Cycling is more popular in the ACT than in any other state or territory, says new research released by the Australian Bicycle Council.
The research, which was released earlier this month in reports on the council's five-year national cycling strategy, found Australian states and territories invested $11.8 million in cycling-related infrastructure, education and promotion during last year.
The council, which is comprised of representatives from each state and territory road authority, reported cycling became more popular in the ACT during 2013, although national cycling participation rates decreased slightly from 2011 records.
An annual household report found 47 per cent of Canberrans said they had cycled on at least one occasion in the past year, which was the highest percentage in Australia.
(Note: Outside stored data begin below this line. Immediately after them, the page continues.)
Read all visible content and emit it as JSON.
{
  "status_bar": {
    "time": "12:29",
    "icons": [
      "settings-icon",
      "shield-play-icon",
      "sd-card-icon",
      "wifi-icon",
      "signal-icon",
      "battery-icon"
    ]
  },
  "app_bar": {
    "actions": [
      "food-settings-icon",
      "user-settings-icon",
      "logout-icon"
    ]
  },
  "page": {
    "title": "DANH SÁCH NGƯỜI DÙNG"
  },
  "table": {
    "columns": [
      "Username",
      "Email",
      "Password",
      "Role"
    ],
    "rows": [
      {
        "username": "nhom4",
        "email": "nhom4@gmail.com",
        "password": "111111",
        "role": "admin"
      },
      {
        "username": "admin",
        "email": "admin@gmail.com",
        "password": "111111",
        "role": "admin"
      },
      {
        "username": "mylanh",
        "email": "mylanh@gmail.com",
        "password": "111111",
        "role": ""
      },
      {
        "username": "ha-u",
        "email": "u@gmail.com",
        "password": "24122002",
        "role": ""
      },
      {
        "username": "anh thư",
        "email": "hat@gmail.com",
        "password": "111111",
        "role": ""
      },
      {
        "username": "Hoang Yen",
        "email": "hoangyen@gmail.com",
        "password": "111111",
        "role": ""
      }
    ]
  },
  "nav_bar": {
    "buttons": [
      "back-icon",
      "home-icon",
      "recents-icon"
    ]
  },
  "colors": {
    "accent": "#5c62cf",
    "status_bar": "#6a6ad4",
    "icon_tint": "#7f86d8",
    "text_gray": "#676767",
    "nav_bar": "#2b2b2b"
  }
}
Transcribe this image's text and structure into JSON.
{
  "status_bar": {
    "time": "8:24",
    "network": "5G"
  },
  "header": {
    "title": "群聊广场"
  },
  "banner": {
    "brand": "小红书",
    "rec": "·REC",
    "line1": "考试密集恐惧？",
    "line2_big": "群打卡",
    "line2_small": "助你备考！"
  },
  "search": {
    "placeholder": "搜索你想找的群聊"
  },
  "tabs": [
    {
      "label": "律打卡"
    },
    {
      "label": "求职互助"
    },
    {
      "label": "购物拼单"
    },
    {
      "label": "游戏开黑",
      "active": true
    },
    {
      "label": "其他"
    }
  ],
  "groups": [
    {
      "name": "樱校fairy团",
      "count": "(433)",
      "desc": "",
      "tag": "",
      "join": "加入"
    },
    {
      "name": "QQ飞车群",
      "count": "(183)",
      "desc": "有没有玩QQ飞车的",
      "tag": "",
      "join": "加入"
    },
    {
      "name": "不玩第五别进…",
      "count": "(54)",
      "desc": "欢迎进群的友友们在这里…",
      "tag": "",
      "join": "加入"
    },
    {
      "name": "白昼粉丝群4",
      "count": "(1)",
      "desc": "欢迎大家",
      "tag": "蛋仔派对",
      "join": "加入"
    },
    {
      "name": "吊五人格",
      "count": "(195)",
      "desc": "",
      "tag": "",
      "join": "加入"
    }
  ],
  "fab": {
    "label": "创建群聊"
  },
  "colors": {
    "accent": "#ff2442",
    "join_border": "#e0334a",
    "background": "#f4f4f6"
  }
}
By comparison, only 37.4 per cent of Australians said they had ridden some time during last year.
The ACT also had the highest number of people admitting they’d cycled in the past month or week, with 34 and 24 per cent respectively, which was another increase on 2011 figures.
Canberra Cycling Club president Stuart Jones said he was not surprised at the report's findings, saying it was well known Canberra had excellent infrastructure for cycling.
''The [club] organises a number of races to bring people into the ACT and they often comment on the good facilities we have,'' he said.
''Also, from a competitive point of view, the terrain around Canberra is perfect for training, so it's not uncommon for people to come from outside Canberra to train here.''
Mr Jones said the number of non-competitive cyclists who were joining in participation rides at cycling events had noticably increased over the past five years.
''It is very popular here and it's great to see how many people are still commuting to work through the bike paths and the bike lanes ... I think for commuting, Canberra is one of the easiest places to give it a go if you're willing to try it,'' he said.
Roads ACT program director Peter Thompson, who is the territory's representative on the Australia Bicycle Council, said the findings showed the ACT was progressing according to plan, with more people choosing to cycle.
''We’re doing a lot of work around Canberra to provide for cyclists and to keep them safe on the roads,'' he said.
Mr Thompson said cycling had proved popular in recent years as the city had several advantages compared to other capitals, such as wider road networks and the ability to take bikes on public transport.
''In Canberra we’re got the ability for bikes to be taken on the front of our buses, which gives people the opportunity to split their trip between cycling and public transport,'' he said.
''When Canberra was developed by the federal government we had a lot of wider roads, which made it much easier for road cycling with safety.''
The Australian Bicycle Council also found bicycles outsold cars in Australia for the 14th consecutive year in 2013, with 1.4 million bicycles sold nationally.
Mr Thompson said while this was welcome news, it was probably due to the quick turnover of bicycles and the fact a bike can only accommodate one person, while a standard car could carry at least five people.
Mr Thompson said he was not concerned about the slight decline in cycling nationally despite the increased popularity in the ACT.
''We didn't see that it was a significant decline and we believe that it will bounce back in coming years,'' he said.